敗血症とはどんな病気か

 種々の侵襲(しんしゅう)に対して、炎症を引き起こす化学物質(炎症性サイトカイン)が生体内で連鎖的に放出されることにより全身性の炎症反応が生じることがあります。近年、このような状態を全身性炎症反応症候群(SIRS)と呼ぶようになりました。敗血症とは、細菌をはじめとする種々の病原体による感染により起きたSIRSと捉えられています。

原因は何か(なりやすい人)

 健康な人がいきなり敗血症になることはありません。人間は、常に細菌などの病原微生物の攻撃を受けていますが、免疫のはたらきで、その侵入を防いでいます。たとえば、抜歯のあとには血中に高い頻度で細菌が侵入しますが、細菌は白血球に貪食(どんしょく)されるため、健康な人では一過性の現象で何ら症状はみられません。このように、血液中に細菌が検出されても無症状の場合を、菌血症(きんけつしょう)と呼びます。生後3カ月から3歳までの高熱のある小児では、菌血症の状態が一時的に生じている(潜在性菌血症)リスクが数%あるとされています。

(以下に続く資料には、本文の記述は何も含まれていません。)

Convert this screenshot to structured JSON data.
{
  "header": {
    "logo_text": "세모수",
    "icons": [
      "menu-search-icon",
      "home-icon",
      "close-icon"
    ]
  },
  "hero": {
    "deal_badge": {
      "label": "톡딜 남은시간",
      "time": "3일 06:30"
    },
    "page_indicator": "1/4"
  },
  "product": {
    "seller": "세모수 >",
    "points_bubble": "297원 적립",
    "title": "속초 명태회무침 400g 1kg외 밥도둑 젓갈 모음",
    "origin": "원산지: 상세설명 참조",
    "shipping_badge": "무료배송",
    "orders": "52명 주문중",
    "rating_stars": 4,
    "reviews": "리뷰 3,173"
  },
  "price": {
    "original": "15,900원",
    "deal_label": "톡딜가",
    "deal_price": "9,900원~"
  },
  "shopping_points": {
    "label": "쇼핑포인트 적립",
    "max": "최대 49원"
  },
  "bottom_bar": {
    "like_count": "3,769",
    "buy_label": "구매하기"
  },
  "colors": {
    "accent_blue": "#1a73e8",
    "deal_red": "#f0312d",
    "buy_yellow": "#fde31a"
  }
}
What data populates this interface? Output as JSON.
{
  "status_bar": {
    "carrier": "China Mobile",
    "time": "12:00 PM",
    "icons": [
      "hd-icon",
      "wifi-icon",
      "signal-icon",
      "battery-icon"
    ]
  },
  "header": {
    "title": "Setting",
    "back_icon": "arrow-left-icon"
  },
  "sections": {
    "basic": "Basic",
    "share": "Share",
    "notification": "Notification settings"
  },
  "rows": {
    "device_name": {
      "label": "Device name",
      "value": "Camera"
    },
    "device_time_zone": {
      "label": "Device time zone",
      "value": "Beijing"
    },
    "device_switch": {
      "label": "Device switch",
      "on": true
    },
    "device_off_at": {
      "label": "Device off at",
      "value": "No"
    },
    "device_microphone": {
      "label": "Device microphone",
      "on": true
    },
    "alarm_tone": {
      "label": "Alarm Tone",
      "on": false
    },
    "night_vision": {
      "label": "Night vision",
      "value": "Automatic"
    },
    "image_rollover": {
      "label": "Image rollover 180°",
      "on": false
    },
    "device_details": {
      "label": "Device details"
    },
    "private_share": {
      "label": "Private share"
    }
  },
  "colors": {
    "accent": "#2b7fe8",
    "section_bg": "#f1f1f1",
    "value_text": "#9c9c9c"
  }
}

 しかし、毒力の強い細菌の感染が起こり、十分な治療がなされなかった場合や免疫力の低下した状態などでは、細菌が持続的に血液中に侵入し、敗血症が起こります。敗血症を起こすリスクの高い病態を表22に、血液から細菌が検出されることが多い疾患とその主な原因菌を表23に示しました。

症状とその進行(図51

 原発の感染病巣の症状に加え、病原体の全身的な侵入に対し、生体の反応として、(1)発熱(38℃を超える)あるいは低体温(36℃未満)、(2)頻脈(ひんみゃく)(90回分以上)、(3)多呼吸(20回分以上)、(4)白血球数増多(12000μl以上)あるいは減少(4000μl未満)がみられ、このうちの2つ以上を満たす場合が全身性炎症反応症候群と定義されています。カッコ内は成人の基準値で、小児では深部体温が38・5℃を超える、あるいは36・0℃未満、脈拍、呼吸数、白血球数は年齢により正常値が異なることを考慮して判定します。
 治療の効果が十分でないと、重症敗血症、敗血症性ショック、さらには多臓器不全(たぞうきふぜん)症候群に進み、死に至ることがあります。

検査と診断

 最も重要な検査は、血液からの病原体の検出です。原疾患の病巣からの細菌培養や、各種のカテーテルの先端の培養結果も参考にします。白血球増加(時に減少)、CRP陽性、赤沈亢進などが認められ、血中にエンドトキシン(細菌毒素の一種)が検出されることもあります。

治療の方法

 原因病原体に効果のある薬剤(抗菌薬・抗真菌薬など)を強力に投与し、原疾患に対する治療と併行して、循環・呼吸動態を安定させるために補液、電解質補正、昇圧薬投与、酸素投与、人工呼吸が行われます。血漿(けっしょう)交換、交換輸血が行われる場合もあります。栄養状態の改善も重要です。
 敗血症性ショックの死亡率は、原疾患、基礎疾患の有無、年齢、栄養状態により異なりますが、40〜60%とされ、多臓器不全症候群に進むと、さらに死亡率が高くなります。